ARCH AmeriCorps Members, Laura Peapenburg & Bailey Norris, Featured in Community Voices Magazine

Two of ARCH’s AmeriCorps Intake workers have been featured in an article in East Tennessee State University’s Community Voices, a magazine produced by ETSU’s office of Diversity and Inclusion.

The article is titled, ARCH Appalachian Regional Coalition on Homelessness: Point of view: A discussion on diversity and intake from two ETSU students who are ARCH, AmeriCorps workers, written by Elizabeth Strong Cloyd, photo by Starr Sariego.

Here is an excerpt:

In any town or city in this country you will see homeless people sitting on corners, sleeping in stairwells and alleys, hunkering under highway overpasses, or carrying their belongings to a safer, dryer, place.

We respond to the homeless in our towns in a myriad of ways from compassion to annoyance to disdain. But the number of people everywhere with housing insecurity is growing. And homelessness is a long term problem that requires complex, long term solutions.

This year, in 2023, the Appalachian Regional Coalition on Homelessness, ARCH is marking twenty years working in our region to help marginalized and displaced people find stability and permanent housing.

Aside from local churches, ARCH typically provides the first people and resources folks in this area encounter when they present with housing insecurity, food insecurity, unmet medical and mental health care needs, domestic violence crises and much more.

“ARCH is the lead agency for all of the providers that administer the homeless program. And our role as that lead is that we are tasked with implementing and carrying out a coordinated entry system; with the idea that we have to make it accessible to all and at every location,” explained Director, Anne Cooper.

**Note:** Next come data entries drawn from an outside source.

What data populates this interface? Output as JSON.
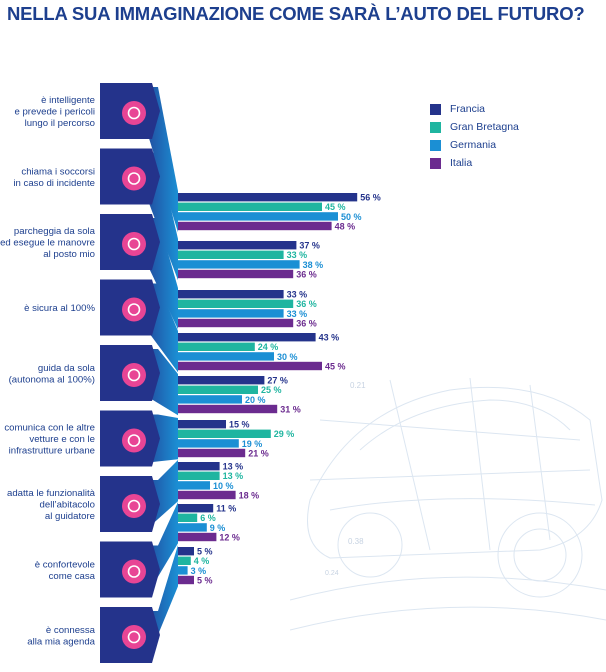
{
  "title": "NELLA SUA IMMAGINAZIONE COME SARÀ L’AUTO DEL FUTURO?",
  "colors": {
    "francia": "#24338b",
    "gran_bretagna": "#1fb5a0",
    "germania": "#1b8fd4",
    "italia": "#6b2b8f",
    "text": "#1d3f8e"
  },
  "background": {
    "car_numbers": [
      "0.21",
      "0.38",
      "0.24"
    ]
  },
  "chart_data": {
    "type": "bar",
    "title": "NELLA SUA IMMAGINAZIONE COME SARÀ L’AUTO DEL FUTURO?",
    "value_unit": "%",
    "categories": [
      [
        "è intelligente",
        "e prevede i pericoli",
        "lungo il percorso"
      ],
      [
        "chiama i soccorsi",
        "in caso di incidente"
      ],
      [
        "parcheggia da sola",
        "ed esegue le manovre",
        "al posto mio"
      ],
      [
        "è sicura al 100%"
      ],
      [
        "guida da sola",
        "(autonoma al 100%)"
      ],
      [
        "comunica con le altre",
        "vetture e con le",
        "infrastrutture urbane"
      ],
      [
        "adatta le funzionalità",
        "dell’abitacolo",
        "al guidatore"
      ],
      [
        "è confortevole",
        "come casa"
      ],
      [
        "è connessa",
        "alla mia agenda"
      ]
    ],
    "icons": [
      "siren-icon",
      "phone-call-icon",
      "parking-car-icon",
      "lock-icon",
      "steering-wheel-icon",
      "signal-icon",
      "driver-icon",
      "armchair-icon",
      "calendar-icon"
    ],
    "series": [
      {
        "name": "Francia",
        "color": "#24338b",
        "values": [
          56,
          37,
          33,
          43,
          27,
          15,
          13,
          11,
          5
        ]
      },
      {
        "name": "Gran Bretagna",
        "color": "#1fb5a0",
        "values": [
          45,
          33,
          36,
          24,
          25,
          29,
          13,
          6,
          4
        ]
      },
      {
        "name": "Germania",
        "color": "#1b8fd4",
        "values": [
          50,
          38,
          33,
          30,
          20,
          19,
          10,
          9,
          3
        ]
      },
      {
        "name": "Italia",
        "color": "#6b2b8f",
        "values": [
          48,
          36,
          36,
          45,
          31,
          21,
          18,
          12,
          5
        ]
      }
    ],
    "value_labels": [
      [
        "56 %",
        "45 %",
        "50 %",
        "48 %"
      ],
      [
        "37 %",
        "33 %",
        "38 %",
        "36 %"
      ],
      [
        "33 %",
        "36 %",
        "33 %",
        "36 %"
      ],
      [
        "43 %",
        "24 %",
        "30 %",
        "45 %"
      ],
      [
        "27 %",
        "25 %",
        "20 %",
        "31 %"
      ],
      [
        "15 %",
        "29 %",
        "19 %",
        "21 %"
      ],
      [
        "13 %",
        "13 %",
        "10 %",
        "18 %"
      ],
      [
        "11 %",
        "6 %",
        "9 %",
        "12  %"
      ],
      [
        "5 %",
        "4 %",
        "3 %",
        "5 %"
      ]
    ],
    "legend_position": "top-right"
  }
}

For ARCH, diversity has always been a big part of the conversation while serving eight counties in our part of Appalachia. And practicing inclusivity is crucial in connecting displaced people with resources they need.

“We connect them with the benefits that are necessary to stabilize. We also connect them with mainstream benefits; those are benefits that you don’t have to be homeless to get. Those are things like food stamps, and social security and Tenncare,” Cooper said.

Taking them in

Two AmeriCorps workers at ARCH who are also current ETSU students, Laura Peapenburg and Bailey Norris, shared some of their observations on the coordinated entry system that works like an emotionally sensitive survey during client intake.

“The intake actual process for us is more so a survey to figure out their current situation. And asking, ‘what are you comfortable telling us?’ What should we know to help you get the best help that you need?’ as well as answering questions that are required by (Housing and Urban Development) HUD,” Peapenburg explained.